TRAGWERK / KONSTRUKTION
Stählerne Konsolen sind im Raster von 2 Metern Abstand am Viadukt-Steg, teilweise auf neu erstellten Betonfundamenten montiert. Darüber liegt ein längsverlaufender Holzrost aus Lärchen-Kernholz mit einer bescheidenen Querschnittsabmessung von 60/80 mm. Der Rost ist 60 mm über der Stahlkonsole auf kleine Stahlfüsse montiert, um Verschmutzungsansammlungen zu vermeiden und um das vor der Witterung beanspruchte Holz möglichst rasch austrocknen zu lassen. Diese Massnahme ist für die Langlebigkeit des natürlichen Baustoffes Holz von grösster Wichtigkeit.



3. AUSSICHTSPLATTFORM

Gleich zu Beginn der Rheinschlucht windet sie sich unscheinbar das filigrane Stahlgeländer spiralförmig auf eine natürliche Erhebung und gibt einen überwältigenden Ausblick in die Rheinschlucht frei. Die Qualität dieses Entwurfs liegt im Eingehen auf die Topografie als Ansatz und in der achtsamen Einfügung in den Naturraum.

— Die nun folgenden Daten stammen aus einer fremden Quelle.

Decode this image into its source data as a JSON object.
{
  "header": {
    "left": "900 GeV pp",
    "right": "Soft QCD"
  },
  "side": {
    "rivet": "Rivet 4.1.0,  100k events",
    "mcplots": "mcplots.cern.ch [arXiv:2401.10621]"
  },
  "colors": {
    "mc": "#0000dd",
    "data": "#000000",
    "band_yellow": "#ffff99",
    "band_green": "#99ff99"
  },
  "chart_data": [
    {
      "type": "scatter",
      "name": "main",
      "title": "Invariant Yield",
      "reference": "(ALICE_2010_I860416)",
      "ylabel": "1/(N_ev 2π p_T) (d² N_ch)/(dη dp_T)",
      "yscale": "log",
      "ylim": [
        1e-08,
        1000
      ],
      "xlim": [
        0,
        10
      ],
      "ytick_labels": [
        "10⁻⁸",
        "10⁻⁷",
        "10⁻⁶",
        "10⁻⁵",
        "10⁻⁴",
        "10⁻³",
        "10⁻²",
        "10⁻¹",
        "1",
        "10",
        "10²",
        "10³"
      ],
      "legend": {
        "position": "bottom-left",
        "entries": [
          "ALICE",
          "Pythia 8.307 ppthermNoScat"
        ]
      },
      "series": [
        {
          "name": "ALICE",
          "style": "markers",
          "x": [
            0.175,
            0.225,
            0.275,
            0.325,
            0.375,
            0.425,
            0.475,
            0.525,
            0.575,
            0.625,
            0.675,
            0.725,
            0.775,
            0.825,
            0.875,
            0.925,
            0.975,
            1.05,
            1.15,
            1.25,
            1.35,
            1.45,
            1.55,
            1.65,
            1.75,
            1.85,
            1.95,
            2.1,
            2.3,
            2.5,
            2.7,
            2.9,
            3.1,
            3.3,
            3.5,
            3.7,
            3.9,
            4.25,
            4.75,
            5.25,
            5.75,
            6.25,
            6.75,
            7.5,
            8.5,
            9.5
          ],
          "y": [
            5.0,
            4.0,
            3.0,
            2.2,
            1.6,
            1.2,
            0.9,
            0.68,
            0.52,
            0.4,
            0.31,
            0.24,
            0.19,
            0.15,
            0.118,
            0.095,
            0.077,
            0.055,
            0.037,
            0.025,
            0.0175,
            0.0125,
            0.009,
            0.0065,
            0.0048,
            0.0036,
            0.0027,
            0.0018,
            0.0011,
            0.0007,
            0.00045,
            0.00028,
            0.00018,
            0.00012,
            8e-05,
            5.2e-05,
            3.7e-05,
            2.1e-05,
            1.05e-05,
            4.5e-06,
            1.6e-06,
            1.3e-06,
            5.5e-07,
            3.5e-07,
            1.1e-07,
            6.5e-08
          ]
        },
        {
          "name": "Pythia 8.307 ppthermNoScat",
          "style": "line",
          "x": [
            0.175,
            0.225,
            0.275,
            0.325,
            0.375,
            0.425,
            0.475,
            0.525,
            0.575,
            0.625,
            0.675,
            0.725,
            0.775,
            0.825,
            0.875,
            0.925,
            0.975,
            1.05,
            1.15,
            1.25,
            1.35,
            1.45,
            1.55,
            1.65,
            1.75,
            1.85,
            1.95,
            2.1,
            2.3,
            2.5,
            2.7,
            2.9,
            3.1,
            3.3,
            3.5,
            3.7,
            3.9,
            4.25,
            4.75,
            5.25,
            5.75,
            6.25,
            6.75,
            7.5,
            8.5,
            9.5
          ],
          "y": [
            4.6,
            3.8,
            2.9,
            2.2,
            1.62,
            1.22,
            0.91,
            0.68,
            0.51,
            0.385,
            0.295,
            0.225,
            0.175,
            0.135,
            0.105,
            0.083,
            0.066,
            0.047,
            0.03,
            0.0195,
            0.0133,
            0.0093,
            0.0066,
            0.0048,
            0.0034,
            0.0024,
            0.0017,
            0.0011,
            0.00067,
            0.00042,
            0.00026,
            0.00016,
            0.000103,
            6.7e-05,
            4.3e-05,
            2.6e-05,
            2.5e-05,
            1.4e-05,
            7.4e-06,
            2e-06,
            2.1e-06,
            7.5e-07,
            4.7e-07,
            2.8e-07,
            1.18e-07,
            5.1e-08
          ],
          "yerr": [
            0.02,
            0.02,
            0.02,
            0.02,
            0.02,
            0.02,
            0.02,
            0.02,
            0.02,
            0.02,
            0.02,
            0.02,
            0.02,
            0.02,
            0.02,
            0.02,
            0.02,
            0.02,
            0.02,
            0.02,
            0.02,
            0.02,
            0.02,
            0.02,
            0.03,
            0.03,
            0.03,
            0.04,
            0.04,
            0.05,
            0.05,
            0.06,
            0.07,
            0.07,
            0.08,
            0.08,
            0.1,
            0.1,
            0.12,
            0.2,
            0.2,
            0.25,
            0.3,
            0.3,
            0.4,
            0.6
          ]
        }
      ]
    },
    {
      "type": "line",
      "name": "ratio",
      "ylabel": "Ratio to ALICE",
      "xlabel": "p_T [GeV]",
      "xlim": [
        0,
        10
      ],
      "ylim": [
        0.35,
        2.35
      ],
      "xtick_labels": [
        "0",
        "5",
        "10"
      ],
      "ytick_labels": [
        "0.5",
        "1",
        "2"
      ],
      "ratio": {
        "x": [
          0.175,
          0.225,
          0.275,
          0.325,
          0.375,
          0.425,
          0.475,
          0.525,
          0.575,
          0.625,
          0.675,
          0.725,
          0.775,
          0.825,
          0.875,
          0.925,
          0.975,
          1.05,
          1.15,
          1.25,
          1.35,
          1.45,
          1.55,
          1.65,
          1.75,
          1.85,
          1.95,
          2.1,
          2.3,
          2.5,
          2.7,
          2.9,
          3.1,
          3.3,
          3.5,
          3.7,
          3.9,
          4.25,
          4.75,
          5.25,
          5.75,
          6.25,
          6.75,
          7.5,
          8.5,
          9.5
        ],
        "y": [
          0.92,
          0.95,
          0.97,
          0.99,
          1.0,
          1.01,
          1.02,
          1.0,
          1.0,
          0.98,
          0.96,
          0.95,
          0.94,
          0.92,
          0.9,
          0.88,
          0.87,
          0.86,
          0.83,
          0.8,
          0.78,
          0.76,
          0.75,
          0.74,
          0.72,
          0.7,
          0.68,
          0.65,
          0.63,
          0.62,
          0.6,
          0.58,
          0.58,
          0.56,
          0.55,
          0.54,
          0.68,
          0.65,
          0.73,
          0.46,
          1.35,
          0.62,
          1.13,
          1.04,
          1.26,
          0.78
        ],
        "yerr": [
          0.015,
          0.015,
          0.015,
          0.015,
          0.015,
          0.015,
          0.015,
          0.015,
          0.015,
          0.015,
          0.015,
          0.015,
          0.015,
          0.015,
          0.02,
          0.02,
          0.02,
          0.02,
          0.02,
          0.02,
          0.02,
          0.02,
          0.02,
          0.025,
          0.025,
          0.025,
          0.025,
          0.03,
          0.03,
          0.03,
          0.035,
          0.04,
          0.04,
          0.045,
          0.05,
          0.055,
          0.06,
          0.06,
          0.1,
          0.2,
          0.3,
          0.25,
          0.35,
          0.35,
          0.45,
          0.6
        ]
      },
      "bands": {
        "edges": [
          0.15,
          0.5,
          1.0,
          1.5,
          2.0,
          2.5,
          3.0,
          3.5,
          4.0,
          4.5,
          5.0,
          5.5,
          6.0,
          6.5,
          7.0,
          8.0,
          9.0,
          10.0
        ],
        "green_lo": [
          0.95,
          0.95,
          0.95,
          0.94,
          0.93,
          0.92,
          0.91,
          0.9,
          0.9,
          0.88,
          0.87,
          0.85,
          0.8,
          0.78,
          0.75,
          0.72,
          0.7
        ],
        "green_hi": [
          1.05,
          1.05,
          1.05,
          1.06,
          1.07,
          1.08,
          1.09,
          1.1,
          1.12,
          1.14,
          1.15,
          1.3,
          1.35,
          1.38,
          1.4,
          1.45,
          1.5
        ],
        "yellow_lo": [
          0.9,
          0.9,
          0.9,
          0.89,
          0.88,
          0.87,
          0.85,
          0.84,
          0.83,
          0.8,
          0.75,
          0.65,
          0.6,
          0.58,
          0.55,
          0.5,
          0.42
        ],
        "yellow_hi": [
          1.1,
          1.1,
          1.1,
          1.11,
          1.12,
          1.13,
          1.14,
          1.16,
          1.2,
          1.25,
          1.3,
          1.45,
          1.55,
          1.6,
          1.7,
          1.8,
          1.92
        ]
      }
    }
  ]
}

Beurteilung durch das Preisgericht

Die Ruinaulta-Brücke ist eine auf das Wesentliche reduzierte Hängebrücke, die durch ihre Leichtigkeit besticht, aber dabei dennoch eine eigene Prägnanz und Unverwechselbarkeit entwickelt. Sie geht sehr behutsam mit der Umwelt um, ist materialsparend und ressourcenschonend, und fügt sich wie selbstverständlich in die Landschaft ein – sie wirkt als Bereicherung und mit einer natürlichen Eleganz nicht als notwendige Belastung.

Mit der diagonalen Anordnung der Hängerseile wird eine ausreichende Gesamtsteifigkeit erreicht, um ein statisch und dynamisch günstiges Verformungsverhalten der leichten Konstruktion zu erreichen.

Holz, Stahl und Beton werden in idealer Weise kombiniert und fügen sich zu einem durchdachten, materialgerechten und einprägsamen Ensemble zusammen. Die Details sind mit Sorgfalt geplant. Hervorzuheben ist die gute Belüftung der Holzbauteile, womit eine robuste und langlebige Brückenkonstruktion erreicht wird.

Die Brücke ist ein herausragendes Beispiel des Holzbrückenbaus – modern, robust und mit natürlicher Eleganz. Sie zeigt in eindrücklicher Weise die Leistungsfähigkeit des Holzes im Kontext der Natur und im Zusammenspiel mit anderen Materialien.